By incorporating positional breathing drills during a warm-up, along with strengthening the muscles that pull us into a better position for optimal breathing mechanics, runners can learn to breathe better in the weight room.

I’ve been lucky to learn from the coaches at Cressey Sports Performance, who’ve taught me some powerful exercises that can improve breathing mechanics. Watch the video below for more info and why breathing is so important for performance. It only scratches the surface, but you’ll learn a few exercises you can start doing right away.

One of my favorite breathing drills is called All Fours Belly Breathing, which teaches you to inhale and exhale efficiency by getting into a more flexed position through your upper back. Try it during your warm-up or as a cool-down exercise.

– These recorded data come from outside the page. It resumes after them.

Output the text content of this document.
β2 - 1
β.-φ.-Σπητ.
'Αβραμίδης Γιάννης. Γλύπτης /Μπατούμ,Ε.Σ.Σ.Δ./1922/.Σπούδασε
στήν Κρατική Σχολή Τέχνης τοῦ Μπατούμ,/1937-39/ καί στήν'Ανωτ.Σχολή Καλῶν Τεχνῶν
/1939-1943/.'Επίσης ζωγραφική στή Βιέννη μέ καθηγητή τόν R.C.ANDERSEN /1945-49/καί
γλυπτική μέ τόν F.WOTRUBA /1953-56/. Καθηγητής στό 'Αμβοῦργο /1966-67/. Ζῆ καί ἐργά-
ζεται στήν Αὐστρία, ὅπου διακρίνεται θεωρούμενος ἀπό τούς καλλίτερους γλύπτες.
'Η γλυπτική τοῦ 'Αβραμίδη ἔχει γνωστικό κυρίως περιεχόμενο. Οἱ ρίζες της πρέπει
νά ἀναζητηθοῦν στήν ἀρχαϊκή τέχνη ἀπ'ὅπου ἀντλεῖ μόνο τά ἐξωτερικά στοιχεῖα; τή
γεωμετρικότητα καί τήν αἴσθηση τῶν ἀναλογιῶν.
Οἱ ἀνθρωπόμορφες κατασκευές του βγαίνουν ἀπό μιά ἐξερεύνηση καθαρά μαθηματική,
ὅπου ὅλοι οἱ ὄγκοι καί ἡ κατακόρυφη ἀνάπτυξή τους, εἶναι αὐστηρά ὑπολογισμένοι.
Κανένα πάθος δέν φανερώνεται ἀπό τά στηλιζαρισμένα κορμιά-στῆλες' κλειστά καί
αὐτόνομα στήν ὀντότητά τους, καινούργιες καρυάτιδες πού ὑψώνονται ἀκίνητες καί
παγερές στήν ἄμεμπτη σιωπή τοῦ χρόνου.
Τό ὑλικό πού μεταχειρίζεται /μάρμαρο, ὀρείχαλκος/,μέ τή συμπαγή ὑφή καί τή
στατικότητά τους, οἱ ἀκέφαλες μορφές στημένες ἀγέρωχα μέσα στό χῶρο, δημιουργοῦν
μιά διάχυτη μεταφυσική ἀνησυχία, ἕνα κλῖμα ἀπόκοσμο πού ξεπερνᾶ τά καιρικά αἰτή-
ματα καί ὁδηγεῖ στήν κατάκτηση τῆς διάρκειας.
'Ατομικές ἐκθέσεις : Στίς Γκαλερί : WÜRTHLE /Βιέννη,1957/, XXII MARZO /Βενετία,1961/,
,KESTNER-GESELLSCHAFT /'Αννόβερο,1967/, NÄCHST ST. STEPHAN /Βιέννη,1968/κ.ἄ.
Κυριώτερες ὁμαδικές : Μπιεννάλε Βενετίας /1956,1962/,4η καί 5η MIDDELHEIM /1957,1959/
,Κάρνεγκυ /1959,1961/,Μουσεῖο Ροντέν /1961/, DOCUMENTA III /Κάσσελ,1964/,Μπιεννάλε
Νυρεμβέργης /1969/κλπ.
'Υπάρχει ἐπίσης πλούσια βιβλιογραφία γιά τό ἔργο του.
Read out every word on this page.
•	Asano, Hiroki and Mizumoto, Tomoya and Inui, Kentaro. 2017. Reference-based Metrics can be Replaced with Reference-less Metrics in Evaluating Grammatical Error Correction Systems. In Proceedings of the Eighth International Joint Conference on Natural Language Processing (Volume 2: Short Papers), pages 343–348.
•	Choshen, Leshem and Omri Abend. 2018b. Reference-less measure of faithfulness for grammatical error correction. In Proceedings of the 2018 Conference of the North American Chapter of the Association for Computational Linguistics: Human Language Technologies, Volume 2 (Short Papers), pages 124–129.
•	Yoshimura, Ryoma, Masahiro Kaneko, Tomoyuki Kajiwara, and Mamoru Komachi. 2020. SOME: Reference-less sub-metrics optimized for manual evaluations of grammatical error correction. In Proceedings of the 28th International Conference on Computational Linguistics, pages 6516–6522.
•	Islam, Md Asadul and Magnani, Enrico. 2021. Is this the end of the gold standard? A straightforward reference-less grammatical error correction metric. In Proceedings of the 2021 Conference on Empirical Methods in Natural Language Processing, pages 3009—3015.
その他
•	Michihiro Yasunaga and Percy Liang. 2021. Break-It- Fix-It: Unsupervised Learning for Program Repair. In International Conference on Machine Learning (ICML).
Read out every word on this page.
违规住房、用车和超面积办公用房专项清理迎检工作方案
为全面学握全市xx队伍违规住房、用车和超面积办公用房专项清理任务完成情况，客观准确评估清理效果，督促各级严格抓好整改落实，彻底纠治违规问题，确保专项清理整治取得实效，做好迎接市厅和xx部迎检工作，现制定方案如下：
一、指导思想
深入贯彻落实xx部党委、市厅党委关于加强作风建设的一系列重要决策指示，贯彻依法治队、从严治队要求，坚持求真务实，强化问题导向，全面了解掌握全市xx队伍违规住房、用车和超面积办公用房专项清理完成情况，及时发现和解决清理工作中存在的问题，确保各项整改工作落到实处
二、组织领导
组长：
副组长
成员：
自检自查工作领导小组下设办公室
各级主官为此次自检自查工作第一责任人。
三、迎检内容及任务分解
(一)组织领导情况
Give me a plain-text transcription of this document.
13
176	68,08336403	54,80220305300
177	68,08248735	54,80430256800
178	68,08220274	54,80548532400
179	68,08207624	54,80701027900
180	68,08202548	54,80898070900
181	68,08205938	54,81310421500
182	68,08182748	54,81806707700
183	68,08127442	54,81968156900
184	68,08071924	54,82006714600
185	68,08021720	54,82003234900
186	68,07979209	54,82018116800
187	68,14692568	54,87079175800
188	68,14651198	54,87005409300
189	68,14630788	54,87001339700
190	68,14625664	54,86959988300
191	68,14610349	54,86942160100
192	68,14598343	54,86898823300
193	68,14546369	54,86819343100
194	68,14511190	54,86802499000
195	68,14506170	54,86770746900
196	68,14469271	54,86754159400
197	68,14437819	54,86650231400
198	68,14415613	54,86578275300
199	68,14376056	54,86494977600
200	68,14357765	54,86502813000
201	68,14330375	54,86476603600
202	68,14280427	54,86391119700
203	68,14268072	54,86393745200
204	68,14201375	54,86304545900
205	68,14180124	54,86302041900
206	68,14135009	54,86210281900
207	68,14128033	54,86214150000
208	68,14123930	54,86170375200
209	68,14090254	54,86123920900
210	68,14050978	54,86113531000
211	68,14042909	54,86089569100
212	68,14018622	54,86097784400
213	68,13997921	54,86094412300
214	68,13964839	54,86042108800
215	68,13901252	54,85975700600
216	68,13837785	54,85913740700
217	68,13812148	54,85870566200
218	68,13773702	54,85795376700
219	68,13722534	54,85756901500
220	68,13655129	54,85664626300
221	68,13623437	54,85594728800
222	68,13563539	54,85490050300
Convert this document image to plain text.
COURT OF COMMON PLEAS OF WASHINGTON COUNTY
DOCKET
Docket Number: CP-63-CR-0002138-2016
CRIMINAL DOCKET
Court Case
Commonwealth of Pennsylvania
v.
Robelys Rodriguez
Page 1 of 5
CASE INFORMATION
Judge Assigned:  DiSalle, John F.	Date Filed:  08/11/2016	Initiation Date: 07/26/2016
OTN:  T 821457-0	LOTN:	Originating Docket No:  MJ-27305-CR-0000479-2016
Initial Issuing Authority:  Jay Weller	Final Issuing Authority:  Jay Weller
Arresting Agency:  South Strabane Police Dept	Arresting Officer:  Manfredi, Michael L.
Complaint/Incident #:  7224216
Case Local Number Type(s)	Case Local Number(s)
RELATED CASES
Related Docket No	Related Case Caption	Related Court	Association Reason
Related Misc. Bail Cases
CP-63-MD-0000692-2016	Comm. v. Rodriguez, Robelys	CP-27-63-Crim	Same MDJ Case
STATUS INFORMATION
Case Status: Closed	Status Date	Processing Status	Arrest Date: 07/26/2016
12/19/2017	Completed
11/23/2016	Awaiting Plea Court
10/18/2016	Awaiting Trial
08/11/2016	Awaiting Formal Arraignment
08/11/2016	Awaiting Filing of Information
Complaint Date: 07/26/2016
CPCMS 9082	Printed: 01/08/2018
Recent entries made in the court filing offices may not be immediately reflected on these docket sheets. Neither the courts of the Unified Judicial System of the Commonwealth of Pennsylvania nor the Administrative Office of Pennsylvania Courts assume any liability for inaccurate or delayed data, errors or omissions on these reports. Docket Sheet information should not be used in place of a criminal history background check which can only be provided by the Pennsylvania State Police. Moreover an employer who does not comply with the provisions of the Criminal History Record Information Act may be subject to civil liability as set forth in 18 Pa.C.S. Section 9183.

It’s always important to keep the goal the goal. When training a runner, strength training has to enhance his or her running performance, not detract from it, so it’s important to know when and how to adjust your lifting sessions so as not to interfere with runs or races.

Many runners train six days per week with multiple shorter runs and one to two longer runs during the week. Make sure your strength training sessions don’t interfere with the longest, most important running sessions.

For example, here’s a common weekly training schedule:

Monday – Rest
Tuesday – Short distance, easy
Wednesday – Medium distance, race pace
Thursday – Short distance, easy
Friday – Rest
Saturday – Long run
Sunday – Cross-training (Bike, swim, etc.)

It’s entirely possible to lift 2-3 days per week with this setup, but just make sure your hardest lifting session is 2-3 days removed from the long run.

Lifting should also taper off as an important race approaches. Just like the running plan will set up the runner to peak for a race, lifting volume should decrease and intensity should be just enough to maintain strength as race day draws near.


Endurance training and strength training can compliment each other nicely. You just have to have intelligent programming and keep your goals at the forefront of your mind. Put these 5 training considerations into practice and you’re well on your way to be a more well-rounded athlete.